Oscar evoked a number of questions by the public around omens as well as the ability for cats to smell impending death. Oscar was also the inspiration for Juliet Marillier’s short story “The Gatekeeper”.
Highlighting a cat in a collection of short stories about caregivers and caregiving evokes the interesting relationships between humans and animals, and the emotional labour that our pets do for us. Marillier’s cat, who names himself Cat even though everyone around him has a different name for him based on the cats that they had when they were younger, constantly works to make sure that the residents feel safe and cared for. Marillier brings attention to the constant work that cats do, ensuring that their humans are emotionally healthy and well. Cat has integrated himself into the care routines of the older adult care home where he is working, checking on patients when human staff aren’t sufficient in the care home for the care needs of the population. Cat is often with patients at their deaths when human staff are busy elsewhere.

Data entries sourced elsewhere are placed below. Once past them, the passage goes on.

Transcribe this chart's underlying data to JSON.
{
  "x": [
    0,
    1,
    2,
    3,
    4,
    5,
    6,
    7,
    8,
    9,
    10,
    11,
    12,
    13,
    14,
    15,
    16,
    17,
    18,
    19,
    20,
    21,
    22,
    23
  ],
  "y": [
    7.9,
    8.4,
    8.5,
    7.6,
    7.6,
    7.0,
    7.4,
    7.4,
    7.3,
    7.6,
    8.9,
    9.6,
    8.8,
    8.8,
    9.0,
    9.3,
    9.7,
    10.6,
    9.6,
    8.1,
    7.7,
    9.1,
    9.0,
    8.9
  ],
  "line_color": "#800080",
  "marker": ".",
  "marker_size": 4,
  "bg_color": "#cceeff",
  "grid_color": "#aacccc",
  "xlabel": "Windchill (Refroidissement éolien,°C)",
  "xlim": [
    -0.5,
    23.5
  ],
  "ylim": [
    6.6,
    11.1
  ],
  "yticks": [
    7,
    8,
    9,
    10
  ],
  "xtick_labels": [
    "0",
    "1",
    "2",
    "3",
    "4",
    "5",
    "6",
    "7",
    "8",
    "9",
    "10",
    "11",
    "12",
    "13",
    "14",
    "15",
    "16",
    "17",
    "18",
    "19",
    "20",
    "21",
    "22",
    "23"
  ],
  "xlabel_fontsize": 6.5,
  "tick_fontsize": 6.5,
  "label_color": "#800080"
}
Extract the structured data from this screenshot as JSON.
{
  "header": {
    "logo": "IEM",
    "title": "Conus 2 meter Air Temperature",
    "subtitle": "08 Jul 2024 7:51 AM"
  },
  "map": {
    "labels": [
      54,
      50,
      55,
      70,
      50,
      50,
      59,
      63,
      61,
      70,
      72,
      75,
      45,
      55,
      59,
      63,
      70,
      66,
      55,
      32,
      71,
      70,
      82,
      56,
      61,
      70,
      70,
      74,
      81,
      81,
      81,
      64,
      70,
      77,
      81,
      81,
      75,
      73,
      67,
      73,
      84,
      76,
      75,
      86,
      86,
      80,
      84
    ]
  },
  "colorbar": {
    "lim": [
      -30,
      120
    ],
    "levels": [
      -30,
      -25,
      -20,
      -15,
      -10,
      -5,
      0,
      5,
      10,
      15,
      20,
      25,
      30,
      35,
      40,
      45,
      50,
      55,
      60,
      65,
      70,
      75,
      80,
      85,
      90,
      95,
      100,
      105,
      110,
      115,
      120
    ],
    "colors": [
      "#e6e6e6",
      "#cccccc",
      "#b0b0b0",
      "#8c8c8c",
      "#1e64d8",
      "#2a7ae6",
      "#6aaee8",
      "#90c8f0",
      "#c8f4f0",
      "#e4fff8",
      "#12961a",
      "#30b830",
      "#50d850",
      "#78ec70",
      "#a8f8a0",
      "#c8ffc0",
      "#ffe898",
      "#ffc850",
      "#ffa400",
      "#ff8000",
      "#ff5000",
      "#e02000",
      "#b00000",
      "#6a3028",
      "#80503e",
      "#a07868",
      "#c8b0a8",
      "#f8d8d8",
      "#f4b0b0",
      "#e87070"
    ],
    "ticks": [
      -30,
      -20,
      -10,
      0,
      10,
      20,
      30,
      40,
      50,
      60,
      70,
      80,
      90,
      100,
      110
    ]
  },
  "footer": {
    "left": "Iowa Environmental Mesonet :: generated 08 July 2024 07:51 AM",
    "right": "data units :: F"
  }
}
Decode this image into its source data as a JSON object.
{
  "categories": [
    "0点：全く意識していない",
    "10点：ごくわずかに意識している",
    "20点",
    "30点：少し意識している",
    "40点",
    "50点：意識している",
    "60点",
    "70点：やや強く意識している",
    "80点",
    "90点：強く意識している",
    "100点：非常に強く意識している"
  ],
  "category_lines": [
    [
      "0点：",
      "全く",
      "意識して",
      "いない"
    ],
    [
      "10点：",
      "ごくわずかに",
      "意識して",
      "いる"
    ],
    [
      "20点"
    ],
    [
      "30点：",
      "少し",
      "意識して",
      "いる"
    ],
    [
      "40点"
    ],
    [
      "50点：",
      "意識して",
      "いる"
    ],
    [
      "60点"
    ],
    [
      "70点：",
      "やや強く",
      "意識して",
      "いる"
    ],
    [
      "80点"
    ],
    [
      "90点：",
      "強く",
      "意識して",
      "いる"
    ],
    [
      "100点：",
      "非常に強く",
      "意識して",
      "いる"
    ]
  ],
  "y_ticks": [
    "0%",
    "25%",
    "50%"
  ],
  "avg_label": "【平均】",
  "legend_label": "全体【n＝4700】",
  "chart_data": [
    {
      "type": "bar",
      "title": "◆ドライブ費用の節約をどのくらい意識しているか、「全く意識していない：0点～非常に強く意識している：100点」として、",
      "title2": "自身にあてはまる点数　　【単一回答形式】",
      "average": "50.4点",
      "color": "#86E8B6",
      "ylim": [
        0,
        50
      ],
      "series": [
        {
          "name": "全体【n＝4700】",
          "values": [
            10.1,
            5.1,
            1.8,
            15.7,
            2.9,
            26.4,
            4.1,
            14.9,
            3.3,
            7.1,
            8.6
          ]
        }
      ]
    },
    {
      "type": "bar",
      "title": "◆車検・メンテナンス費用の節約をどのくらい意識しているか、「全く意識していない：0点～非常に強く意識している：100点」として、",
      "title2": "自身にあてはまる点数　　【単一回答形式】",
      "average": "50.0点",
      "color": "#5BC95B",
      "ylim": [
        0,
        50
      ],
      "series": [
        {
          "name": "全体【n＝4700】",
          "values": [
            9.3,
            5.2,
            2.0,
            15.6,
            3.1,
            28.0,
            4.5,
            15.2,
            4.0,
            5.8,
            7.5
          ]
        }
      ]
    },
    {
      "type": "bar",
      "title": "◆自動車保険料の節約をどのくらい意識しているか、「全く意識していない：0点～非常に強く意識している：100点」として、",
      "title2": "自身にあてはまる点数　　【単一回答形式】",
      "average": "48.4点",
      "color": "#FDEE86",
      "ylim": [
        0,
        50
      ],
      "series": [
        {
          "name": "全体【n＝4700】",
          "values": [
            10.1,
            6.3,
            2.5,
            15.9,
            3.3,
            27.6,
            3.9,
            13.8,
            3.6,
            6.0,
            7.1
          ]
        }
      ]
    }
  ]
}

Marillier writes Cat as a servant of the Egyptian cat goddess Bast, and Cat believes he has a religious duty to make sure that he can give comfort to human beings, and, particularly those human beings who are transitioning into death. Rather than simply being part of the expectations of a pet’s role, Cat’s care for humans becomes his religious duty, complicating ideas of care.

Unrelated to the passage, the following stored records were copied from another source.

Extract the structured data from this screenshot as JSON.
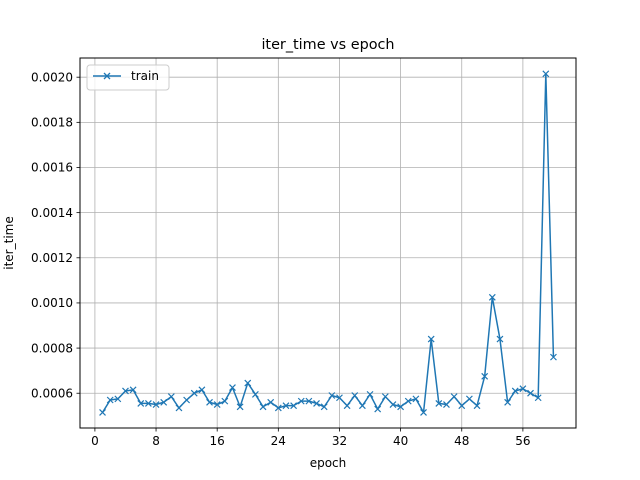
{
  "chart_data": {
    "type": "line",
    "title": "iter_time vs epoch",
    "xlabel": "epoch",
    "ylabel": "iter_time",
    "xlim": [
      -1.95,
      62.95
    ],
    "ylim": [
      0.000446,
      0.002085
    ],
    "xticks": [
      0,
      8,
      16,
      24,
      32,
      40,
      48,
      56
    ],
    "yticks": [
      0.0006,
      0.0008,
      0.001,
      0.0012,
      0.0014,
      0.0016,
      0.0018,
      0.002
    ],
    "ytick_labels": [
      "0.0006",
      "0.0008",
      "0.0010",
      "0.0012",
      "0.0014",
      "0.0016",
      "0.0018",
      "0.0020"
    ],
    "grid": true,
    "legend": {
      "location": "upper-left",
      "entries": [
        "train"
      ]
    },
    "series": [
      {
        "name": "train",
        "color": "#1f77b4",
        "marker": "x",
        "x": [
          1,
          2,
          3,
          4,
          5,
          6,
          7,
          8,
          9,
          10,
          11,
          12,
          13,
          14,
          15,
          16,
          17,
          18,
          19,
          20,
          21,
          22,
          23,
          24,
          25,
          26,
          27,
          28,
          29,
          30,
          31,
          32,
          33,
          34,
          35,
          36,
          37,
          38,
          39,
          40,
          41,
          42,
          43,
          44,
          45,
          46,
          47,
          48,
          49,
          50,
          51,
          52,
          53,
          54,
          55,
          56,
          57,
          58,
          59,
          60
        ],
        "y": [
          0.000515,
          0.00057,
          0.000575,
          0.00061,
          0.000615,
          0.000555,
          0.000555,
          0.00055,
          0.00056,
          0.000585,
          0.000535,
          0.00057,
          0.0006,
          0.000615,
          0.00056,
          0.00055,
          0.000565,
          0.000625,
          0.00054,
          0.000645,
          0.000595,
          0.00054,
          0.00056,
          0.000535,
          0.000545,
          0.000545,
          0.000565,
          0.000565,
          0.000555,
          0.00054,
          0.00059,
          0.00058,
          0.000545,
          0.00059,
          0.000545,
          0.000595,
          0.00053,
          0.000585,
          0.00055,
          0.00054,
          0.000565,
          0.000575,
          0.000515,
          0.00084,
          0.000555,
          0.00055,
          0.000585,
          0.000545,
          0.000575,
          0.000545,
          0.000675,
          0.001025,
          0.00084,
          0.00056,
          0.00061,
          0.00062,
          0.0006,
          0.00058,
          0.002015,
          0.00076
        ]
      }
    ]
  }
}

In “The Gatekeeper”, Cat’s role is questioned and he and the man who rescued him and brought him into the home, Tariq, may have to leave because the home, with its strict policies considers the presence of a cat to be a question of hygiene. Rather than listening to residents about the importance of having a therapy cat, administration at the older adult care home decides that the cat shouldn’t have a role there. This relationship to the cat is further complicated because Tariq is unwilling to give up Cat (who he names Hamza), and, as a result may lose his job. Tariq is Afghanistani and has precarious employment in Australia due to his immigrant status. He is perceived as unqualified for others jobs that he could have and positioned as a care provider. His loyalty to Cat/Hamza comes into conflict with his need for employment and his ideas of care, a style of care based on personal connections with the residents, is already suspect in an older adult care culture that is often based more on efficiency and bodily needs over the emotional needs of the residents. Cat provides for the emotional needs that a neoliberal health system doesn’t allocate time or funds for. He provides care for the price of treats and connects residents to feelings of safety, comfort, and memory.

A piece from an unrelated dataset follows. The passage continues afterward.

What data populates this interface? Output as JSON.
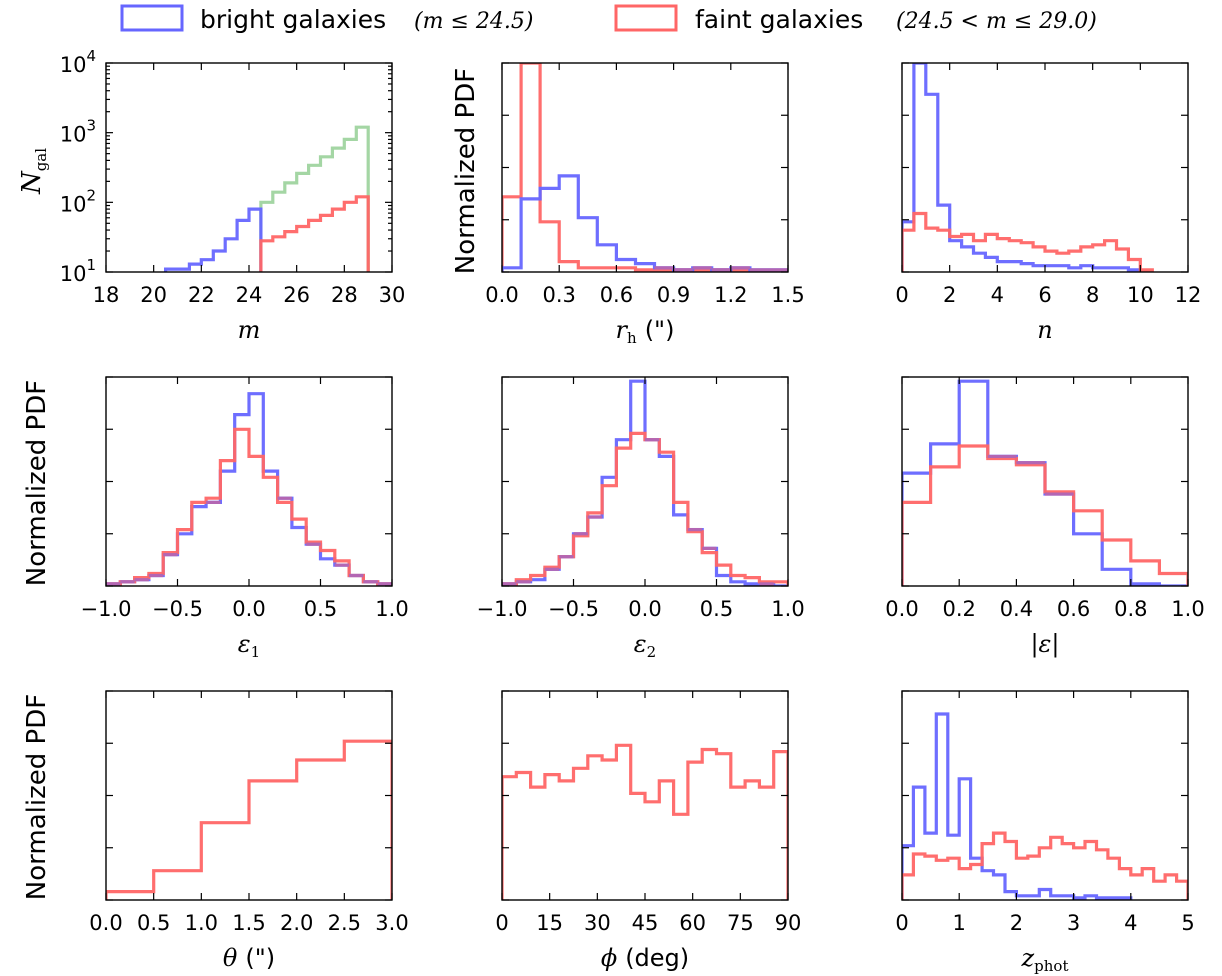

Marillier’s “The Gatekeeper” operates in the realm of speculative fiction to open up critical questions about health care and ideas of quality of life, while focusing her narrative on human-animal relationships. She brings attention to the devaluing of emotional labour and care work, highlighting the therapeutic potential of human-animal interactions, and human-human interactions in a home. She provides a cat’s eye view of the nursing home system, taking the narrative out of the hands of doctors, nurses, and PSWs and envisioning a new type of care work.